Namun usang kelamaan sesudah mengabdi selama tiga tahun sebagai guru, dia lalu mulai jenuh dan tidak kasar lagi menjadi guru.
Secara secara tiba-tiba, beliau memutuskan untuk berhenti menjadi PNS dan mudik ke Solo dan banting setir menjadi pedagang ayam bakar di seputar pasar tradisional Kleco, Solo pada tahun 1986.
Banyak pihak yang menyayangkan keputusannya ini, tetapi baginya ini tekadnya sudah bulat. Usaha ayam bakarnya mulanya berlangsung datar. Tidak banyak pembeli yang datang ke warungnya. Masa itu merupakan kurun yang merepotkan bagi Puspo Wardoyo.
Merantau Ke Medan
Tidak usang lalu, Puspo kemudian bertemu dengan perantau yang baru pulang dari Medan, Perantau tersebut yang juga berprofesi sebagai pedagang masakan bercerita bahwa di Medan Dagangannya dengan cepat mampu terjual habis apalagi kesempatan bisnis ayam bakar disana masih sangat besar.
Tergiur angin nirwana, Puspo wardoyo lalu menyerahkan perjuangan ayam bakarnya di Solo kepada temannya Ia kemudian berangkat ke Medan. Di Sumatera Utara, beliau apalagi dulu menjadi guru sekolah dari tahun 1989 sampai 1991 di tempat Bagan Siapi-api demi menghimpun modal untuk usaha.
Namun disitulah dia berjumpa dengan Rini Purwati yang kemudian menjadi istrinya. Modal sudah terkumpul, ia bersama dengan istrinya risikonya pindah ke kota Medan.
Membuka Bisnis Ayam Bakar Wong Solo
Disana dia mengontrak rumah dan berbelanja motor, sisa tabungannya sekitar 700.000 rupiah ia gunakan untuk membuka usaha ayam bakar di Jl. SMA 2 Padang Golf Polonia, Medan dengan nama Ayam Bakar Wong Solo.
Menurut Puspo, perjuangan ayam bakar ialah wasiat dari ayahnya sebelum meninggal. Lama kelamaan, warung ayam bakar milik Puspo Wardoyo mulai meningkat . Dalam sehari beliau bisa memasarkan 3-4 ekor ayam. Ini dilakukannya selama satu tahun tanpa bantuan Istrinya alasannya Istrinya diterima bekerja selaku Dosen di Politeknik UNS Medan.
Istrinya yang seorang dosen dan Puspo yang hanya penjualayam bakar acap kali menciptakan pihak keluarga agak malu sehingga terkadang membujuk Puspo biar kembali menjadi guru. Namun kepercayaan Puspo akan usahanya sungguh kuat.
Ketika kebaikan Dibalas Dengan Kebaikan
Pada tahun 1992, ia sudah mempunyai dua orang karyawan di warung ayam bakarnya. Suatu hari, salah seorang karyawannya mengeluh terhadap Puspo dan istrinya ketika rumah keluarganya akan disita oleh rentenir alasannya hutangnya. Puspo bareng istrinya jadinya merelakan tabungannya sebesar 800 ribu untuk melunasi hutang tersebut.
Kebaikan akan berbalas dengan kebaikan juga. Itulah yang sedang dialami olehnya. Tak lama sesudah itu, dia di kunjungi oleh seorang wartawan lokal Harian Waspada.
Ternyata wartawan tersebut merupakan teman dari suami karyawan yang ditolong oleh Puspo. Setelahnya info tentang profil Puspo diangkat ke surat kabar dengan judul Puspo Wardoyo, Sarjana Membuka Ayam Bakar Wong Solo di Medan.

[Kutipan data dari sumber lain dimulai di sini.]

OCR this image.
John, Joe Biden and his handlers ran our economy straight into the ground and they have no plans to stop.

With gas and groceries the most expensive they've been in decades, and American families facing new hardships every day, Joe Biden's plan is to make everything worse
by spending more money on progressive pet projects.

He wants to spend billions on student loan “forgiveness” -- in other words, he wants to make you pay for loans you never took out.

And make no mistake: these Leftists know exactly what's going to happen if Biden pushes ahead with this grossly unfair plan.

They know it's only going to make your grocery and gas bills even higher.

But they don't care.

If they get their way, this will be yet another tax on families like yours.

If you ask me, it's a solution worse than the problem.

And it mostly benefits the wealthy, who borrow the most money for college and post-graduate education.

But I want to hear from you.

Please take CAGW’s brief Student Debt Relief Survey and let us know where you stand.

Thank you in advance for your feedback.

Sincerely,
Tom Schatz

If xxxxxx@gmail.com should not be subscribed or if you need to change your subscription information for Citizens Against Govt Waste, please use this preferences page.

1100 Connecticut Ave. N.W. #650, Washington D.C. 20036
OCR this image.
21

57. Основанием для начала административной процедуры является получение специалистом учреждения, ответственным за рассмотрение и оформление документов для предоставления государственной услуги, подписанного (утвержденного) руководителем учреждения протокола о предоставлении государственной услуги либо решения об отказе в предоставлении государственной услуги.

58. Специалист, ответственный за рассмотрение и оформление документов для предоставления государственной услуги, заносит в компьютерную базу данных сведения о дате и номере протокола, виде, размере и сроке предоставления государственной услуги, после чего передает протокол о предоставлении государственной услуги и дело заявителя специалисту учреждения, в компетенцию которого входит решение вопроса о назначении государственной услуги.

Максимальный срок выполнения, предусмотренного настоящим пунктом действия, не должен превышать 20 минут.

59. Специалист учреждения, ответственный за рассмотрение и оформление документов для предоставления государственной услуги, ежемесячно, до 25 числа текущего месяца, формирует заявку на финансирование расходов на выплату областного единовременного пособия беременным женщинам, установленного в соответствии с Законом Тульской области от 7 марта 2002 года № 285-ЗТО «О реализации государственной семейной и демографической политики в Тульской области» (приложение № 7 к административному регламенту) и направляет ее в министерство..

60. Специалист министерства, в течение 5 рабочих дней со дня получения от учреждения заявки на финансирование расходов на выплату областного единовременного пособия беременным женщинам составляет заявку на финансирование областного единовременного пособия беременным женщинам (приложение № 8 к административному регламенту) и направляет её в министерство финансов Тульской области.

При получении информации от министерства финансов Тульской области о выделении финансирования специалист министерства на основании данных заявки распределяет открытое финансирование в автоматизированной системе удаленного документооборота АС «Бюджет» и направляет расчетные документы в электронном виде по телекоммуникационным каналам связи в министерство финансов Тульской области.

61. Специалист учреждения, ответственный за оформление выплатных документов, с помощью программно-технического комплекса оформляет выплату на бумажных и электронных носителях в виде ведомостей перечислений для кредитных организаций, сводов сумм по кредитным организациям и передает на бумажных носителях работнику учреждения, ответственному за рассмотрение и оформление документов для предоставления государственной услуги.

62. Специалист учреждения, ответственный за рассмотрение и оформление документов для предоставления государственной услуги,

Artikel informasi tersebut ternyata berimbas pada penjualan ayam bakar miliknya. Besoknya, barang jualan ayam bakarnya laku 100 potong ayam.
Pendapatannya terus berkembangdari waktu ke waktu sehingga pada waktu itu beliau mampu menciptakan 350 ribu rupiah dalam sehari. Selanjutnya beliau mulai menyisakan 10% manfaatnya di bidang sosial.
Usaha Yang Terus Berkembang
Usaha ayam bakarnya terus berkembang di Medan, dari warung kecil sampai menjadi restoran. karyawannya juga kian bertambah. Pada tahun 1996, Puspo Wardoyo menikah lagi dengan karyawatinya yang bernama Supiyati.
Ia menikah tanpa dimengerti oleh istri pertamanya sebab belum siap untuk dimadu. Walaupun pada hasilnya istrinya kemudian menerima Puspo kawin lagi.
Setelah Istri keduanya, Supiyati melahirkan anak pertama mereka, Ia lalu kawin lagi dengan karyawatinya yang bernama Annisa Nasution. Meskipun ijab kabul ini ditentang oleh orang tua Annisa namun istri pertamanya ialah Rini Purwati menolong suaminya saat melamar Annisa.
‘Banyak istri banyak rezeki’, mungkin inilah yang diandalkan oleh Puspo Wardoyo. Pada tahun 1999, kedai makanan ayam bakarnya sudah mempunyai tiga cabang. Tak usang lalu ia kembali menikah dengan Intan Ratih atas opsi istri keduanya.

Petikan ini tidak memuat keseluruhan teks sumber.